Au-delà d’un palpitant documentaire sur les coulisses de l’Italo Disco dans les années 80 et plus particulièrement le phénomène européen Den Harrow, Dons of Disco de Jonathan Sutak est une douloureuse réflexion sur la rivalité et la haine au-delà de la raison.

Synopsis : Un scandale autour de l’identité de Den Harrow, star de l’Italo disco des années 80, oppose un photographe américain et un mannequin italien. Qui est le vrai Den Harrow et peut prétendre à son héritage musical ? Découvrez l’incroyable guerre vieille de 30 ans au cœur des tubes Future Brain, Bad Boys et Charleston.

Que devient Den Harrow, le chanteur d'Italo Disco?

© The Nacelle Company

Quand l’Amérique s’intéresse au phénomène de l’Italo Disco

Critique : Den Harrow, vous connaissez ?

Si c’est le cas. Vous êtes alors un enfant du top 50 dans les trois premières années de l’émission culte ou alors vous êtes un enfant de l’ère de l’internet intéressé par la mélancolie profonde des sons synthétiques de l’Italo Disco et donc forcément, vous êtes passés par quelques tubes de l’artiste qui ont marqué les années 85-86.

Au vu de l’âge du réalisateur, Jonathan Sutak, venant d’une Amérique qui n’a jamais été affectée de près ou de loin par cette mode musicale européenne, et qui est né en 1987 quand Den Harrow n’était déjà plus qu’un concept éventé, l’on devine que celui-ci entre dans la seconde catégorie.

Le fantôme de feu Den Harrow

Il peut apparaître totalement surréaliste qu’un jeune cinéaste new-yorkais puisse réaliser un film sur un phénomène local totalement oublié, puisqu’en France le sex-symbol rital qui faisait la Une de la presse adolescente au milieu des années 80 a totalement disparu de la mémoire collective depuis ces années-là, demeurant au mieux un artiste anonyme de compilation pour nostalgiques.

La logique voudrait que, à l’instar d’une Brigitte Nielsen et autres personnalités excentriques et has been d’un passé lointain, Den Harrow en soit réduit à signer des autographes sur les plateaux de télécrochets ou de télé-réalité. On a, si l’on pense ainsi, à moitié raison. Mais la réponse à la question « Qu’est devenu Den Harrow ? » est bien plus complexe et épineuse que cela.

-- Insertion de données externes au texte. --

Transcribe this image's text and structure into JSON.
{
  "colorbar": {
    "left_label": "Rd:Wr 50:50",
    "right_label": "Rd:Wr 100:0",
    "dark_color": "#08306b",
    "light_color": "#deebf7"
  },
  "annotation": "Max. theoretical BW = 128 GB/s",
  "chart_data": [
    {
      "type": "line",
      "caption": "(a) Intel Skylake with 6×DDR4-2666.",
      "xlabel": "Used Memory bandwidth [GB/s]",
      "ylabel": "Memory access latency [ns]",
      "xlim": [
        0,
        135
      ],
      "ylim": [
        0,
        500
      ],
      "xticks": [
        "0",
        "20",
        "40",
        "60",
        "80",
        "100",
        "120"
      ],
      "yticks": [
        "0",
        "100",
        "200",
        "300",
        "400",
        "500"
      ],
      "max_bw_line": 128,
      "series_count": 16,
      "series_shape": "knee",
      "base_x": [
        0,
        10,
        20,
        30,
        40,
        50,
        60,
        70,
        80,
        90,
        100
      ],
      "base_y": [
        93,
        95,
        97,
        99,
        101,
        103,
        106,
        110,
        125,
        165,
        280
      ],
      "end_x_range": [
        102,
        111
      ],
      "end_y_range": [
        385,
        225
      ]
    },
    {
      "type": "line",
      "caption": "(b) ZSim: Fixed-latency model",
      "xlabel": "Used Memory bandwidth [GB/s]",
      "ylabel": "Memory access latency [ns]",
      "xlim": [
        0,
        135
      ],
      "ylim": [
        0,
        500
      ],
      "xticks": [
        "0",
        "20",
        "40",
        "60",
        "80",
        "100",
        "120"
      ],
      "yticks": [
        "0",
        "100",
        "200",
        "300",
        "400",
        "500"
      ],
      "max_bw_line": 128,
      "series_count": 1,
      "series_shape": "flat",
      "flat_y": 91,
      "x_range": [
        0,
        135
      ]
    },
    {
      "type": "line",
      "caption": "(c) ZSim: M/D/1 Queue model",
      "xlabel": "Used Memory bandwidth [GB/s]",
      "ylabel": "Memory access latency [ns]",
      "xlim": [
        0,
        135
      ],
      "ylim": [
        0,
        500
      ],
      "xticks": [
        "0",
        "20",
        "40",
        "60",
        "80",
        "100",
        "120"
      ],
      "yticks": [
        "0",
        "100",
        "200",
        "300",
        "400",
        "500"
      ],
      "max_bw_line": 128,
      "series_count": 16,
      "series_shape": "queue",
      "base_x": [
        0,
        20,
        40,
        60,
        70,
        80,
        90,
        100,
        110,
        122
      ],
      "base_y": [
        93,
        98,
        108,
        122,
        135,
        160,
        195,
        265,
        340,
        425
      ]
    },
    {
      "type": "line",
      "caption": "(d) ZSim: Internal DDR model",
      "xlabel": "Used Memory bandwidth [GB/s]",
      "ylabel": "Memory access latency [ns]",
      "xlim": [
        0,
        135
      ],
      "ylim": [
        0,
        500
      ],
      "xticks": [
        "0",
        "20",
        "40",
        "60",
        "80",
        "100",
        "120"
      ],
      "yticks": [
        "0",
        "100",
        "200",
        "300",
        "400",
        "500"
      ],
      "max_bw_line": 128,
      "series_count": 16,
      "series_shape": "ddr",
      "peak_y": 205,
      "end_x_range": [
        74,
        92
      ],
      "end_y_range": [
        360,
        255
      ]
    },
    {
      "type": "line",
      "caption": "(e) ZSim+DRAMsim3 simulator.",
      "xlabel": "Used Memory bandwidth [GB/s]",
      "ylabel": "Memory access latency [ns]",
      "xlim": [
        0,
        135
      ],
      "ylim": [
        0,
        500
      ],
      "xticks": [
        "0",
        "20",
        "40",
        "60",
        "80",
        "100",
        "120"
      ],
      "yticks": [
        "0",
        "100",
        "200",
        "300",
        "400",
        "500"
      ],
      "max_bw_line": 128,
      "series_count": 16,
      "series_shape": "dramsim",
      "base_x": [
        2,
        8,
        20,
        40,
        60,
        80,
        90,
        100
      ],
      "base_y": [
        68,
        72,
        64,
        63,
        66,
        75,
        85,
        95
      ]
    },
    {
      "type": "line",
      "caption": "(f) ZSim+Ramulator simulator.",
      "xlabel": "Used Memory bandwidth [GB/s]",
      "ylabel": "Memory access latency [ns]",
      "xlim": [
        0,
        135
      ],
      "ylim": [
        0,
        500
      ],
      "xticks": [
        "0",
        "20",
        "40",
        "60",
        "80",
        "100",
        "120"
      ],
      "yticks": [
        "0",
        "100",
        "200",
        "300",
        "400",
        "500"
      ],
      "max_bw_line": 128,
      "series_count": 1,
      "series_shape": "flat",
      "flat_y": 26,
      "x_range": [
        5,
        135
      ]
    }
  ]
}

Mensonges et bons sons chez les Italo

Le documentaire de Jonathan Sutak, Dons of Disco, révèle en effet un autre visage de l’époque et nous fait basculer dans les coulisses d’un univers de producteurs peu scrupuleux, où manipulations et mensonges faisaient couleur locale en Italie, mais pas uniquement dans ce pays : on songe Boney M et plus tard Milli Vanilli en Allemagne pour une controverse d’une autre ampleur car elle touchera la sacro-sainte Amérique puritaine qui récompensera le duo de pop et hip-hop.

Sutak rebondit donc sur un scandale qui a duré trente ans, mais n’en n’a en fait jamais vraiment été un. En effet, la décennie 80 était protégée du bad buzz qu’impliquent aujourd’hui les réseaux sociaux, puisque l’internet n’existait pas. Personne n’a donc jamais pu ébruiter les histoires abracadabrantes et haineuses autour du phénomène relatif qu’était Den Harrow.

Den Harrow V Michael Jackson V Tom Hooker ?

On insiste sur le qualificatif de relatif. Entre 1985 et 1987, Den Harrow n’était pas vraiment une déferlante et un raz-de-marée sur le continent européen, contrairement à ce que les deux protagonistes rivaux de Dons of Disco, Tom Hooker et Stefano Zandri, pourraient laisser croire, et c’est ce qui rend le spectacle auquel on assiste assez douloureux, voire pathétique par certains aspects, et donc totalement passionnant et addictif.

Zandri, le chanteur Den Harrow, faux Américain, vrai Italien qui n’était pas celui qui chantait sur ses tubes – désolé de casser le mythe, c’est le sujet du film -, se décrit avec mélancolie comme une énorme star d’antan et se place avant Michael Jackson en 1986, mais le chanteur américain n’a-t-il pas fait son come-back avec l’album Bad seulement en 1987 ?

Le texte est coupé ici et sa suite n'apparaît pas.